Les actions qui visent à renforcer la résistance individuelle existent et gardent leur utilité. Gestion du stress, cellules d’écoute, sophrologie, applications de méditation : l’INRS reconnaît qu’elles sont parfois nécessaires, puis ajoute que « leurs effets bénéfiques ne sont cependant que de courte durée si des mesures ne sont pas prises pour limiter les causes de stress ». La prise en charge des salariés en difficulté, écrit-il encore, « ne relève pas de la prévention ».

⚠️ Le raisonnement juridique, pas seulement moral : l’article L.4121-2 impose d’éviter les risques, de les combattre à la source, d’adapter le travail à l’humain et de donner la priorité aux mesures collectives. Une action qui ne touche ni à la charge, ni à l’autonomie, ni au sens du travail ne coche aucun de ces principes. Elle ne suffit donc pas à démontrer que l’employeur a pris les mesures nécessaires.

Notre position depuis 2017 tient en une phrase. Sensibiliser une équipe et former ses managers a une vraie valeur, à condition que la direction accepte ensuite de regarder l’organisation du travail. Une corbeille de fruits posée sur une charge de travail intenable ne trompe plus personne, et surtout pas les salariés concernés. C’est d’ailleurs ce que nous disons en ouverture de chacune de nos sensibilisations.

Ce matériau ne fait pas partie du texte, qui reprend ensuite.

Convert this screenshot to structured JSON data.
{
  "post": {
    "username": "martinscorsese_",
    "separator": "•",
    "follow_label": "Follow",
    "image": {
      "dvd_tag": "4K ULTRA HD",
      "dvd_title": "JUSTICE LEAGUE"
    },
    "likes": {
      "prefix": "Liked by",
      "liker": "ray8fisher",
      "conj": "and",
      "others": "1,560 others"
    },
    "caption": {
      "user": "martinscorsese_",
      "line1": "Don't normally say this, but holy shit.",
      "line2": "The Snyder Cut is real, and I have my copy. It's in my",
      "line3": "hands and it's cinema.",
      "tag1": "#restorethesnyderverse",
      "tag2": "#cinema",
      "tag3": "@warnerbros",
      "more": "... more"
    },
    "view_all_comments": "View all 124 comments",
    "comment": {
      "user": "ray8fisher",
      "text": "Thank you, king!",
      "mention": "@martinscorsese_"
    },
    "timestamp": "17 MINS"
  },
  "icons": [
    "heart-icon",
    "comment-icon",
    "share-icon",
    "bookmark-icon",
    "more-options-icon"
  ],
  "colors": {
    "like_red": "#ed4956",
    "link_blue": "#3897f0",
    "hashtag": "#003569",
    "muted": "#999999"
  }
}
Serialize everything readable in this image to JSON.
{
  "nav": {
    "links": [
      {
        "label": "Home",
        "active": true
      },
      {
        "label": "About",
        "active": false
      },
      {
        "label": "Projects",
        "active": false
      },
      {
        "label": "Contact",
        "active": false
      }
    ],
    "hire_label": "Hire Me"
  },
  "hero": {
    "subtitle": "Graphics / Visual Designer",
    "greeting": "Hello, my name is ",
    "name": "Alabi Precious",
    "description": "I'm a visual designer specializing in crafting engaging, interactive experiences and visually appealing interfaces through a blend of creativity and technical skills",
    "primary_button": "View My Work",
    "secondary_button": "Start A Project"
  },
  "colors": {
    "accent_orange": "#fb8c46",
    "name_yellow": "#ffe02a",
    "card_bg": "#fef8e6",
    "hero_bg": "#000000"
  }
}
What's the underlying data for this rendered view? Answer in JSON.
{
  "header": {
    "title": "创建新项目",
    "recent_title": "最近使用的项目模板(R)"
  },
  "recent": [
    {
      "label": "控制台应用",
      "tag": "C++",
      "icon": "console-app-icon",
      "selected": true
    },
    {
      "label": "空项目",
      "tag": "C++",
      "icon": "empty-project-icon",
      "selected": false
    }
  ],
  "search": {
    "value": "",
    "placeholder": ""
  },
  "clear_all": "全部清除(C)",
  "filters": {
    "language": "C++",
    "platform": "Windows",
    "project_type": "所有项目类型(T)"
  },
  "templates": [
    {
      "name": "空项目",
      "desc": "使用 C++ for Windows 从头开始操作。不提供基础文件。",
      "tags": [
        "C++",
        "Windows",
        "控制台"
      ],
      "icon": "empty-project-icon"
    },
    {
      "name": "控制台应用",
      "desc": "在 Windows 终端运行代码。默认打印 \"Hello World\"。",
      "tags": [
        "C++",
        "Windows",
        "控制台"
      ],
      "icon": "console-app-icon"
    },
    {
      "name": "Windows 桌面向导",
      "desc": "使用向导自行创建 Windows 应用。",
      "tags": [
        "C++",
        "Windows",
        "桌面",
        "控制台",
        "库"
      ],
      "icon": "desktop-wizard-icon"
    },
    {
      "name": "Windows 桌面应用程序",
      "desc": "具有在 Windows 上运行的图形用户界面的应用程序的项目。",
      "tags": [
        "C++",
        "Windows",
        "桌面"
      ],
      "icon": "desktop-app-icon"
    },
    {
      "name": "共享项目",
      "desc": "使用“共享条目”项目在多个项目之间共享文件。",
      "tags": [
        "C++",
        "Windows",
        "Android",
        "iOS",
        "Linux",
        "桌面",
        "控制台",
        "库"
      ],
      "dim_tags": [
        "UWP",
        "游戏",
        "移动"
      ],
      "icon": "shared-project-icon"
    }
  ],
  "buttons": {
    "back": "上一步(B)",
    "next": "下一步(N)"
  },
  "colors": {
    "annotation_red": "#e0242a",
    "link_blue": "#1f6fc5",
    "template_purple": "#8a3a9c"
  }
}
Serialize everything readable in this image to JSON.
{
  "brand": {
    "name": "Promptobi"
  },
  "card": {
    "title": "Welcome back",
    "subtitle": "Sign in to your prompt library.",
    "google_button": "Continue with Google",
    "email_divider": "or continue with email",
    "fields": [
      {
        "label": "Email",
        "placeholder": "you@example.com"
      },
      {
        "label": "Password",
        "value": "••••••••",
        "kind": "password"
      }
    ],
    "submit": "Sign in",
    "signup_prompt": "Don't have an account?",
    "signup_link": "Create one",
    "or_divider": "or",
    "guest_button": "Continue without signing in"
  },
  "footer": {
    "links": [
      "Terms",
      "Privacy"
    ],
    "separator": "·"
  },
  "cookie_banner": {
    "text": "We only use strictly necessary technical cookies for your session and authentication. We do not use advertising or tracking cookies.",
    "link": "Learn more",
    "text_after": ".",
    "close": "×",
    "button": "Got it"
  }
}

Qu’est-ce que la faute inexcusable, et combien coûte-t-elle ?

La faute inexcusable est retenue lorsque l’employeur avait ou aurait dû avoir conscience du danger auquel le salarié était exposé et n’a pas pris les mesures nécessaires pour l’en préserver. Elle ouvre au salarié une indemnisation complémentaire, prévue par les articles L.452-1 et suivants du code de la sécurité sociale.

Les conséquences financières se cumulent. La rente ou l’indemnité en capital est majorée. Les préjudices non couverts par le régime forfaitaire sont réparés : souffrances physiques et morales, préjudice esthétique, préjudice d’agrément, perte de chances de promotion professionnelle. La caisse verse ces sommes directement au salarié, puis en récupère le montant auprès de l’entreprise.

📅 Une réforme entre en vigueur le 1er novembre 2026 : après les arrêts d’assemblée plénière du 20 janvier 2023, qui ont jugé que la rente ne répare pas le déficit fonctionnel permanent, la loi de financement de la sécurité sociale pour 2025 a scindé la rente en une part professionnelle et une part fonctionnelle. La majoration pour faute inexcusable portera désormais sur les deux, et la part fonctionnelle pourra être versée en capital à la demande de la victime. Le décret du 7 mai 2026 fixe l’entrée en vigueur au 1er novembre 2026, pour les victimes dont l’état est consolidé à compter de cette date.

Le burn-out arrive rarement seul devant un juge. Il faut d’abord que la pathologie soit reconnue en maladie professionnelle, ce qui suppose un passage par un comité régional et un taux d’incapacité permanente prévisible d’au moins 25 %. En 2024, l’Assurance Maladie a recensé 1 805 affections psychiques reconnues en maladie professionnelle, en hausse de 9 % sur un an, dont 73 % de dépressions, pour près de 261 millions d’euros de dépenses. Sur la même année, près de 29 000 accidents du travail ont été identifiés comme liés aux risques psychosociaux, soit 14 % de plus qu’en 2023.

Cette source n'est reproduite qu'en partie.